India is the next country on the docket to implement electronic invoicing (eInvoicing) requirements, and like so many other markets, the regulatory focus is on streamlining tax payments and combatting tax fraud.
With the regulation's initial rollouts focusing on larger enterprises and their B2B transactions, India can not only bolster its own economy through accurate and efficient tax collections. Niraj Hutheesing, founder and director at India-based Cygnet Infotech, said there are valuable and tangible benefits for businesses themselves, too.
Speaking with PYMNTS, Hutheesing said the government's eInvoicing mandate goes beyond helping organizations avoid tax non-compliance — although, he said, that is indeed important. Rather, state officials have the potential to drive significant efficiencies in company back offices, with additional opportunities for companies themselves to wield eInvoicing for their own cash flow benefits as well.
Combatting Tax Fraud
As of Oct. 1, 2020, corporates with turnover of more than 100 crores (about $13.5 million) will be required to adopt eInvoicing processes and to submit invoices for tax purposes via the nation's Invoice Registration Portal (IRP). Organizations with turnover greater than 500 crores (about $67.4 million) must be in compliance with the eInvoice mandate for their B2B transactions, explained Hutheesing.
To address this compliance requirement for corporate customers, Cygnet recently rolled out its eInvoicing solution for firms with more than 500 crores in annual turnover, to tackle multiple requirements of the regulation.
Through the use of an Invoice Registration Number (IRN), which must be added to an invoice before it is sent to a customer, as well as the use of static QR codes on B2B invoices that contain summary information about the document, the digitization of the invoicing and tax collection process can promote heightened efficiencies for officials.
Tax fraud is a particularly large focus of the regulation, he said, noting that through the eInvoicing portal, transaction information "will be promptly available with the authorities even before the transaction has taken place."
"It is without doubt that this would help fraud mitigation and achieve higher secured environment," he added. "Overall, the incentive to commit fraud will go down due to the instant and online nature of the eInvoicing process.

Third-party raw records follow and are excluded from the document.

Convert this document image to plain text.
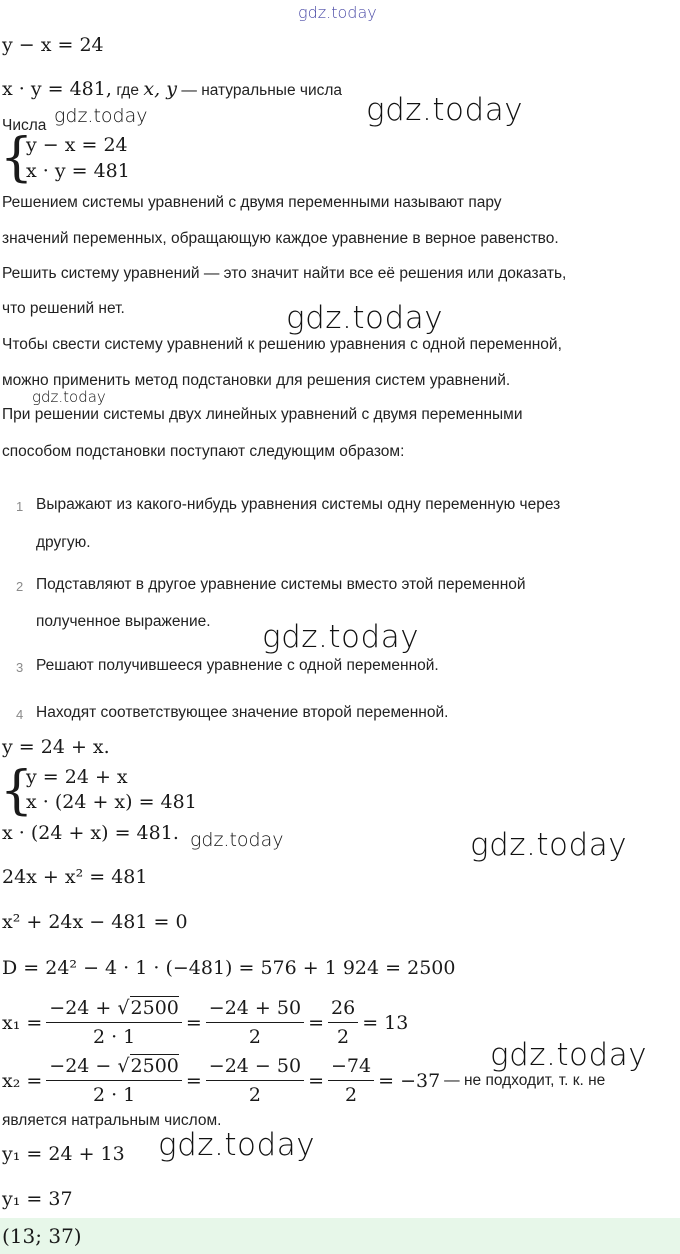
gdz.today
y − x = 24
x · y = 481, где x, y — натуральные числа
gdz.today
Числа gdz.today
{
y − x = 24
x · y = 481
Решением системы уравнений с двумя переменными называют пару
значений переменных, обращающую каждое уравнение в верное равенство.
Решить систему уравнений — это значит найти все её решения или доказать,
что решений нет.	gdz.today
Чтобы свести систему уравнений к решению уравнения с одной переменной,
можно применить метод подстановки для решения систем уравнений.
gdz.today
При решении системы двух линейных уравнений с двумя переменными
способом подстановки поступают следующим образом:
1 Выражают из какого-нибудь уравнения системы одну переменную через
другую.
2 Подставляют в другое уравнение системы вместо этой переменной
полученное выражение. gdz.today
3 Решают получившееся уравнение с одной переменной.
4 Находят соответствующее значение второй переменной.
y = 24 + x.
{
y = 24 + x
x · (24 + x) = 481
x · (24 + x) = 481. gdz.today	gdz.today
24x + x² = 481
x² + 24x − 481 = 0
D = 24² − 4 · 1 · (−481) = 576 + 1 924 = 2500
$x_1 = \frac{-24 + √2500}{2 \cdot 1} = \frac{-24 + 50}{2} = \frac{26}{2} = 13$
gdz.today
$x_2 = \frac{-24 - √2500}{2 \cdot 1} = \frac{-24 - 50}{2} = \frac{-74}{2} = -37$ — не подходит, т. к. не
является натральным числом.
y₁ = 24 + 13 gdz.today
y₁ = 37
(13; 37)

Businesses will be able to operate in a cleaner business environment — at least, that is the vision right now."
Yet as Hutheesing highlighted, the value here is not solely for the purpose of the government.
Indeed, tax non-compliance can be an expensive problem for businesses and may not always be intentional. In addition to monetary fines, businesses risk reputational losses with their B2B partners and customers as well.
Further, he said, the benefits go beyond the tax landscape.
Enabling Back-Office Efficiency
"If you hear the government's narrative on eInvoicing, it asks the industry to look at eInvoicing not from a reporting perspective, but [from a perspective of] how businesses interact with each other," Hutheesing explained.
As such, the mandate also requires integration with back-office platforms including enterprise resource planning (ERP) solutions that generate eInvoicing and ingest invoice data. Through that connectivity, synergies and efficiencies can be gained, with Hutheesing pointing to manual processes like register maintenance, or traditional invoice generation, scanning and storing, as processes that can be "eliminated altogether" through the eInvoice mandate.
Overall, electronic invoicing promotes enhanced security and automation of back-office workflows. But the framework that the government requires from corporates to remain compliant has the potential to add even more value.
Dynamic QR codes, for instance, can support integrated and digital payment acceptance directly from an invoice as it's generated and submitted to a customer. Electronic invoicing also prevents duplicate invoice generation — another opportunity for fraud as well as accidental payments and bookkeeping headaches. And at the bird's eye level, adoption of eInvoicing can act as a catalyst for further back-office digitization and automation because just as the government sees value in digitizing the invoice, organizations can also recognize heightened efficiencies and security by digitizing other aspects of their operations.
India is far from the only nation to adopt an eInvoice mandate, and it won't be the last as other markets, including the U.S. and Europe, continue their own migration toward similar requirements. And as India's example shows, while governments can elevate revenues through accurate and seamless tax collection and fraud mitigation efforts, the value for governments and businesses alike can carry far beyond the tax realm.